When our efforts to prevent fascists from organizing hit an impasse—for example, in Portland, where the full might of the police state has been utilized to defend Patriot Prayer marches—we have to identify other ways to achieve our objectives. When all the resources of the state are engaged in protecting a single fascist demonstration, anti-fascists could pick another target via which to express their values and shift the focus of attention. We have to stay flexible and continue to experiment with new tactics and ideas.
Likewise, the tragedy in Charlottesville and all the other fascist violence before and since has showed that we have to take trauma and healing seriously. Making care a fundamental part of our organizing, we can incorporate collective grieving and healing into the rest of our activities in order to be good to ourselves, strengthen bonds, and dream together about the future.

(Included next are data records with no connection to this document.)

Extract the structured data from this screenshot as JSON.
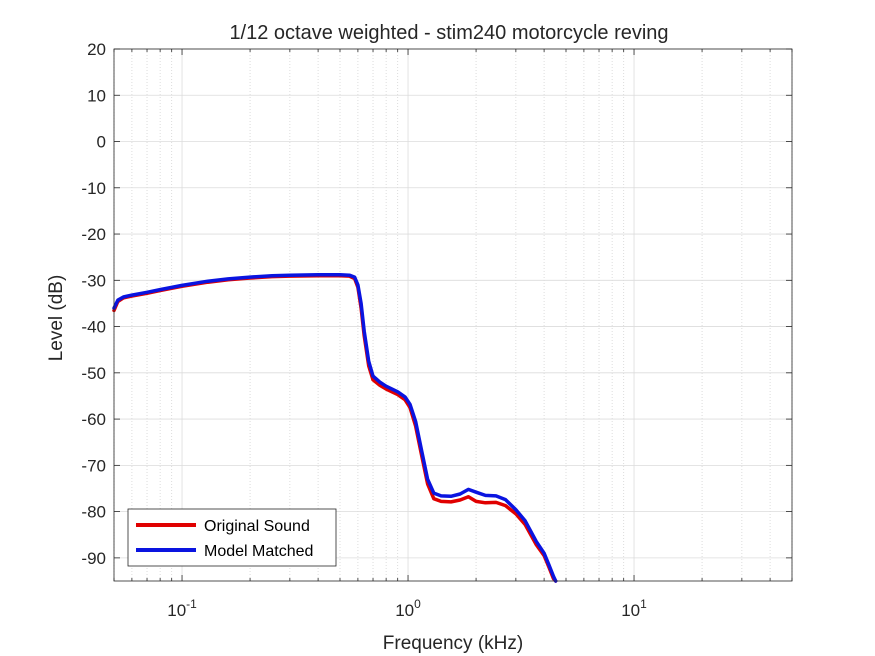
{
  "chart_data": {
    "type": "line",
    "title": "1/12 octave weighted - stim240 motorcycle reving",
    "xlabel": "Frequency (kHz)",
    "ylabel": "Level (dB)",
    "xscale": "log",
    "xlim": [
      0.05,
      50
    ],
    "ylim": [
      -95,
      20
    ],
    "grid": true,
    "minor_grid": true,
    "legend_location": "bottom-left",
    "yticks": [
      20,
      10,
      0,
      -10,
      -20,
      -30,
      -40,
      -50,
      -60,
      -70,
      -80,
      -90
    ],
    "xticks": [
      {
        "value": 0.1,
        "base": "10",
        "exp": "-1"
      },
      {
        "value": 1,
        "base": "10",
        "exp": "0"
      },
      {
        "value": 10,
        "base": "10",
        "exp": "1"
      }
    ],
    "series": [
      {
        "name": "Original Sound",
        "color": "#e00000",
        "points": [
          [
            0.05,
            -36.5
          ],
          [
            0.052,
            -34.6
          ],
          [
            0.055,
            -33.8
          ],
          [
            0.06,
            -33.4
          ],
          [
            0.07,
            -32.8
          ],
          [
            0.08,
            -32.2
          ],
          [
            0.1,
            -31.3
          ],
          [
            0.13,
            -30.4
          ],
          [
            0.16,
            -29.9
          ],
          [
            0.2,
            -29.5
          ],
          [
            0.25,
            -29.2
          ],
          [
            0.3,
            -29.1
          ],
          [
            0.4,
            -29.0
          ],
          [
            0.5,
            -29.0
          ],
          [
            0.55,
            -29.1
          ],
          [
            0.58,
            -29.6
          ],
          [
            0.6,
            -31.5
          ],
          [
            0.62,
            -36.0
          ],
          [
            0.64,
            -42.0
          ],
          [
            0.67,
            -48.5
          ],
          [
            0.7,
            -51.5
          ],
          [
            0.75,
            -52.7
          ],
          [
            0.8,
            -53.5
          ],
          [
            0.9,
            -54.7
          ],
          [
            0.97,
            -55.8
          ],
          [
            1.02,
            -57.5
          ],
          [
            1.08,
            -61.5
          ],
          [
            1.15,
            -68.0
          ],
          [
            1.22,
            -74.0
          ],
          [
            1.3,
            -77.2
          ],
          [
            1.4,
            -77.8
          ],
          [
            1.55,
            -77.9
          ],
          [
            1.7,
            -77.5
          ],
          [
            1.85,
            -76.8
          ],
          [
            2.0,
            -77.8
          ],
          [
            2.2,
            -78.1
          ],
          [
            2.45,
            -78.0
          ],
          [
            2.7,
            -78.7
          ],
          [
            3.0,
            -80.5
          ],
          [
            3.3,
            -82.8
          ],
          [
            3.7,
            -87.2
          ],
          [
            4.0,
            -89.5
          ],
          [
            4.2,
            -92.0
          ],
          [
            4.4,
            -94.5
          ],
          [
            4.5,
            -95.0
          ]
        ]
      },
      {
        "name": "Model Matched",
        "color": "#0a14e0",
        "points": [
          [
            0.05,
            -36.0
          ],
          [
            0.052,
            -34.3
          ],
          [
            0.055,
            -33.6
          ],
          [
            0.06,
            -33.2
          ],
          [
            0.07,
            -32.6
          ],
          [
            0.08,
            -32.0
          ],
          [
            0.1,
            -31.1
          ],
          [
            0.13,
            -30.2
          ],
          [
            0.16,
            -29.7
          ],
          [
            0.2,
            -29.3
          ],
          [
            0.25,
            -29.0
          ],
          [
            0.3,
            -28.9
          ],
          [
            0.4,
            -28.8
          ],
          [
            0.5,
            -28.8
          ],
          [
            0.55,
            -28.9
          ],
          [
            0.58,
            -29.3
          ],
          [
            0.6,
            -31.0
          ],
          [
            0.62,
            -35.0
          ],
          [
            0.64,
            -41.0
          ],
          [
            0.67,
            -47.5
          ],
          [
            0.7,
            -50.7
          ],
          [
            0.75,
            -52.0
          ],
          [
            0.8,
            -52.9
          ],
          [
            0.9,
            -54.1
          ],
          [
            0.97,
            -55.2
          ],
          [
            1.02,
            -56.8
          ],
          [
            1.08,
            -60.5
          ],
          [
            1.15,
            -67.0
          ],
          [
            1.22,
            -73.0
          ],
          [
            1.3,
            -76.0
          ],
          [
            1.4,
            -76.6
          ],
          [
            1.55,
            -76.7
          ],
          [
            1.7,
            -76.2
          ],
          [
            1.85,
            -75.2
          ],
          [
            2.0,
            -75.8
          ],
          [
            2.2,
            -76.5
          ],
          [
            2.45,
            -76.6
          ],
          [
            2.7,
            -77.4
          ],
          [
            3.0,
            -79.6
          ],
          [
            3.3,
            -82.0
          ],
          [
            3.7,
            -86.5
          ],
          [
            4.0,
            -89.0
          ],
          [
            4.2,
            -91.5
          ],
          [
            4.4,
            -94.0
          ],
          [
            4.5,
            -95.0
          ]
        ]
      }
    ]
  }
}
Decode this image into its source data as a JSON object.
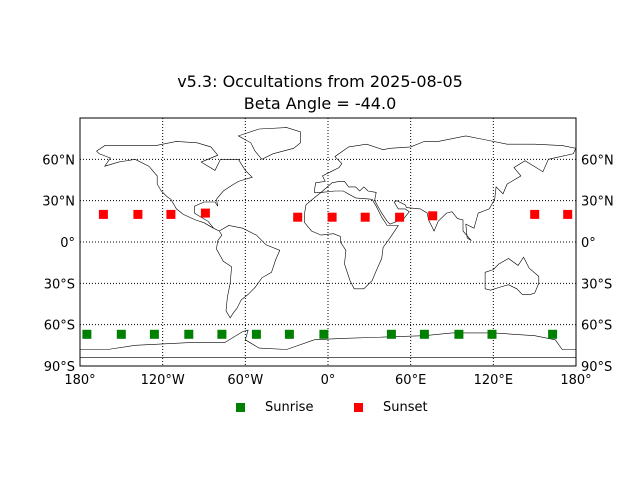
{
  "title_line1": "v5.3: Occultations from 2025-08-05",
  "title_line2": "Beta Angle = -44.0",
  "legend": [
    {
      "label": "Sunrise",
      "color": "#008000"
    },
    {
      "label": "Sunset",
      "color": "#ff0000"
    }
  ],
  "chart_data": {
    "type": "scatter",
    "projection": "equirectangular",
    "xlim": [
      -180,
      180
    ],
    "ylim": [
      -90,
      90
    ],
    "grid": true,
    "coastlines": true,
    "legend_position": "bottom-center",
    "x_ticks": [
      {
        "value": -180,
        "label": "180°"
      },
      {
        "value": -120,
        "label": "120°W"
      },
      {
        "value": -60,
        "label": "60°W"
      },
      {
        "value": 0,
        "label": "0°"
      },
      {
        "value": 60,
        "label": "60°E"
      },
      {
        "value": 120,
        "label": "120°E"
      },
      {
        "value": 180,
        "label": "180°"
      }
    ],
    "y_ticks": [
      {
        "value": 60,
        "label": "60°N"
      },
      {
        "value": 30,
        "label": "30°N"
      },
      {
        "value": 0,
        "label": "0°"
      },
      {
        "value": -30,
        "label": "30°S"
      },
      {
        "value": -60,
        "label": "60°S"
      },
      {
        "value": -90,
        "label": "90°S"
      }
    ],
    "series": [
      {
        "name": "Sunrise",
        "color": "#008000",
        "marker": "square",
        "points": [
          {
            "lon": -175,
            "lat": -67
          },
          {
            "lon": -150,
            "lat": -67
          },
          {
            "lon": -126,
            "lat": -67
          },
          {
            "lon": -101,
            "lat": -67
          },
          {
            "lon": -77,
            "lat": -67
          },
          {
            "lon": -52,
            "lat": -67
          },
          {
            "lon": -28,
            "lat": -67
          },
          {
            "lon": -3,
            "lat": -67
          },
          {
            "lon": 46,
            "lat": -67
          },
          {
            "lon": 70,
            "lat": -67
          },
          {
            "lon": 95,
            "lat": -67
          },
          {
            "lon": 119,
            "lat": -67
          },
          {
            "lon": 163,
            "lat": -67
          }
        ]
      },
      {
        "name": "Sunset",
        "color": "#ff0000",
        "marker": "square",
        "points": [
          {
            "lon": -163,
            "lat": 20
          },
          {
            "lon": -138,
            "lat": 20
          },
          {
            "lon": -114,
            "lat": 20
          },
          {
            "lon": -89,
            "lat": 21
          },
          {
            "lon": -22,
            "lat": 18
          },
          {
            "lon": 3,
            "lat": 18
          },
          {
            "lon": 27,
            "lat": 18
          },
          {
            "lon": 52,
            "lat": 18
          },
          {
            "lon": 76,
            "lat": 19
          },
          {
            "lon": 150,
            "lat": 20
          },
          {
            "lon": 174,
            "lat": 20
          }
        ]
      }
    ]
  }
}
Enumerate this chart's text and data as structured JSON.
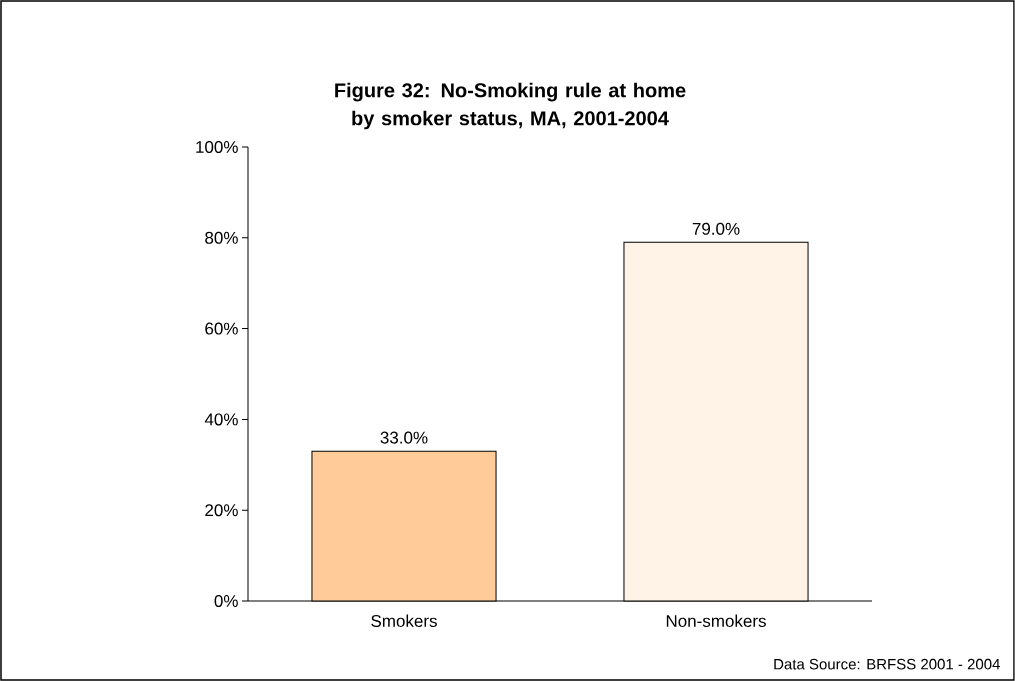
{
  "chart_data": {
    "type": "bar",
    "title": "Figure 32: No-Smoking rule at home by smoker status, MA, 2001-2004",
    "categories": [
      "Smokers",
      "Non-smokers"
    ],
    "values": [
      33.0,
      79.0
    ],
    "colors": [
      "#ffcc99",
      "#fff2e6"
    ],
    "value_labels": [
      "33.0%",
      "79.0%"
    ],
    "ylim": [
      0,
      100
    ],
    "yticks": [
      {
        "value": 0,
        "label": "0%"
      },
      {
        "value": 20,
        "label": "20%"
      },
      {
        "value": 40,
        "label": "40%"
      },
      {
        "value": 60,
        "label": "60%"
      },
      {
        "value": 80,
        "label": "80%"
      },
      {
        "value": 100,
        "label": "100%"
      }
    ],
    "annotations": [
      "Data Source: BRFSS 2001 - 2004"
    ]
  }
}
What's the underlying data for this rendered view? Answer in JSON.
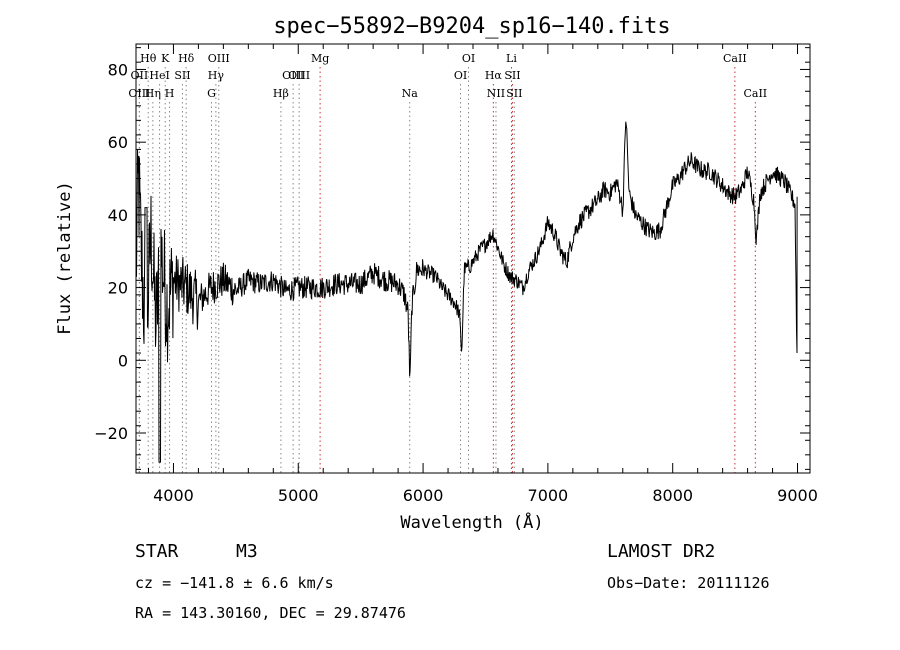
{
  "chart_data": {
    "type": "line",
    "title": "spec−55892−B9204_sp16−140.fits",
    "xlabel": "Wavelength (Å)",
    "ylabel": "Flux (relative)",
    "xlim": [
      3700,
      9100
    ],
    "ylim": [
      -31,
      87
    ],
    "x_ticks": [
      4000,
      5000,
      6000,
      7000,
      8000,
      9000
    ],
    "y_ticks": [
      -20,
      0,
      20,
      40,
      60,
      80
    ],
    "x_tick_labels": [
      "4000",
      "5000",
      "6000",
      "7000",
      "8000",
      "9000"
    ],
    "y_tick_labels": [
      "−20",
      "0",
      "20",
      "40",
      "60",
      "80"
    ],
    "spectrum_anchors": [
      [
        3700,
        25
      ],
      [
        3720,
        50
      ],
      [
        3740,
        30
      ],
      [
        3780,
        5
      ],
      [
        3820,
        35
      ],
      [
        3860,
        10
      ],
      [
        3900,
        30
      ],
      [
        3950,
        15
      ],
      [
        4000,
        22
      ],
      [
        4100,
        20
      ],
      [
        4200,
        16
      ],
      [
        4300,
        20
      ],
      [
        4400,
        22
      ],
      [
        4500,
        19
      ],
      [
        4600,
        22
      ],
      [
        4700,
        21
      ],
      [
        4800,
        22
      ],
      [
        4900,
        19
      ],
      [
        5000,
        20
      ],
      [
        5100,
        20
      ],
      [
        5200,
        20
      ],
      [
        5300,
        21
      ],
      [
        5400,
        21
      ],
      [
        5500,
        21
      ],
      [
        5600,
        24
      ],
      [
        5700,
        22
      ],
      [
        5800,
        21
      ],
      [
        5850,
        18
      ],
      [
        5880,
        13
      ],
      [
        5895,
        -7
      ],
      [
        5910,
        15
      ],
      [
        5950,
        25
      ],
      [
        6000,
        25
      ],
      [
        6050,
        24
      ],
      [
        6100,
        23
      ],
      [
        6150,
        20
      ],
      [
        6200,
        18
      ],
      [
        6250,
        16
      ],
      [
        6290,
        13
      ],
      [
        6310,
        2
      ],
      [
        6330,
        25
      ],
      [
        6380,
        26
      ],
      [
        6450,
        30
      ],
      [
        6500,
        32
      ],
      [
        6560,
        35
      ],
      [
        6600,
        31
      ],
      [
        6650,
        26
      ],
      [
        6700,
        23
      ],
      [
        6750,
        22
      ],
      [
        6800,
        20
      ],
      [
        6850,
        25
      ],
      [
        6900,
        28
      ],
      [
        6950,
        32
      ],
      [
        7000,
        38
      ],
      [
        7050,
        35
      ],
      [
        7100,
        30
      ],
      [
        7150,
        27
      ],
      [
        7200,
        34
      ],
      [
        7250,
        38
      ],
      [
        7300,
        40
      ],
      [
        7400,
        44
      ],
      [
        7450,
        47
      ],
      [
        7500,
        46
      ],
      [
        7550,
        49
      ],
      [
        7580,
        45
      ],
      [
        7600,
        41
      ],
      [
        7625,
        68
      ],
      [
        7650,
        46
      ],
      [
        7700,
        40
      ],
      [
        7750,
        38
      ],
      [
        7800,
        36
      ],
      [
        7850,
        35
      ],
      [
        7900,
        36
      ],
      [
        8000,
        48
      ],
      [
        8050,
        50
      ],
      [
        8100,
        53
      ],
      [
        8150,
        55
      ],
      [
        8200,
        53
      ],
      [
        8250,
        52
      ],
      [
        8300,
        52
      ],
      [
        8400,
        48
      ],
      [
        8450,
        46
      ],
      [
        8500,
        45
      ],
      [
        8550,
        47
      ],
      [
        8600,
        52
      ],
      [
        8650,
        44
      ],
      [
        8670,
        33
      ],
      [
        8700,
        46
      ],
      [
        8800,
        52
      ],
      [
        8900,
        49
      ],
      [
        8980,
        43
      ],
      [
        8995,
        2
      ]
    ],
    "spectral_lines": [
      {
        "label": "Hθ",
        "wavelength": 3798,
        "row": 1,
        "color": "#8a8a8a"
      },
      {
        "label": "OII",
        "wavelength": 3727,
        "row": 2,
        "color": "#8a8a8a"
      },
      {
        "label": "OIII",
        "wavelength": 3727,
        "row": 3,
        "color": "#8a8a8a"
      },
      {
        "label": "Hη",
        "wavelength": 3835,
        "row": 3,
        "color": "#8a8a8a"
      },
      {
        "label": "K",
        "wavelength": 3934,
        "row": 1,
        "color": "#8a8a8a"
      },
      {
        "label": "HeI",
        "wavelength": 3889,
        "row": 2,
        "color": "#8a8a8a"
      },
      {
        "label": "SII",
        "wavelength": 4072,
        "row": 2,
        "color": "#8a8a8a"
      },
      {
        "label": "H",
        "wavelength": 3969,
        "row": 3,
        "color": "#8a8a8a"
      },
      {
        "label": "Hδ",
        "wavelength": 4102,
        "row": 1,
        "color": "#8a8a8a"
      },
      {
        "label": "OIII",
        "wavelength": 4363,
        "row": 1,
        "color": "#8a8a8a"
      },
      {
        "label": "Hγ",
        "wavelength": 4340,
        "row": 2,
        "color": "#8a8a8a"
      },
      {
        "label": "G",
        "wavelength": 4305,
        "row": 3,
        "color": "#8a8a8a"
      },
      {
        "label": "Mg",
        "wavelength": 5175,
        "row": 1,
        "color": "#cc3333"
      },
      {
        "label": "OIII",
        "wavelength": 4959,
        "row": 2,
        "color": "#8a8a8a"
      },
      {
        "label": "OIII",
        "wavelength": 5007,
        "row": 2,
        "color": "#8a8a8a"
      },
      {
        "label": "Hβ",
        "wavelength": 4861,
        "row": 3,
        "color": "#8a8a8a"
      },
      {
        "label": "Na",
        "wavelength": 5893,
        "row": 3,
        "color": "#8a8a8a"
      },
      {
        "label": "OI",
        "wavelength": 6364,
        "row": 1,
        "color": "#8a8a8a"
      },
      {
        "label": "OI",
        "wavelength": 6300,
        "row": 2,
        "color": "#8a8a8a"
      },
      {
        "label": "Li",
        "wavelength": 6708,
        "row": 1,
        "color": "#cc3333"
      },
      {
        "label": "Hα",
        "wavelength": 6563,
        "row": 2,
        "color": "#cc3333"
      },
      {
        "label": "SII",
        "wavelength": 6716,
        "row": 2,
        "color": "#cc3333"
      },
      {
        "label": "NII",
        "wavelength": 6584,
        "row": 3,
        "color": "#8a8a8a"
      },
      {
        "label": "SII",
        "wavelength": 6731,
        "row": 3,
        "color": "#8a8a8a"
      },
      {
        "label": "CaII",
        "wavelength": 8498,
        "row": 1,
        "color": "#cc3333"
      },
      {
        "label": "CaII",
        "wavelength": 8662,
        "row": 3,
        "color": "#cc3333"
      }
    ]
  },
  "info": {
    "class_label": "STAR",
    "subclass": "M3",
    "survey": "LAMOST DR2",
    "cz": "cz = −141.8 ± 6.6 km/s",
    "obs_date": "Obs−Date: 20111126",
    "coords": "RA = 143.30160, DEC =  29.87476"
  }
}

The greatest harm that fascists could do to us would be to reshape our conception of human nature in their own image, so that we think of their pettiness and hatred in place of the tremendous potential of humanity. We should understand the relationships we forge in the process of fighting fascism as a model for the alternative that we are proposing—and treat each other accordingly. If we can create nourishing, egalitarian, and inspiring communities despite all the forces ranged against us, this will show that we have a better way.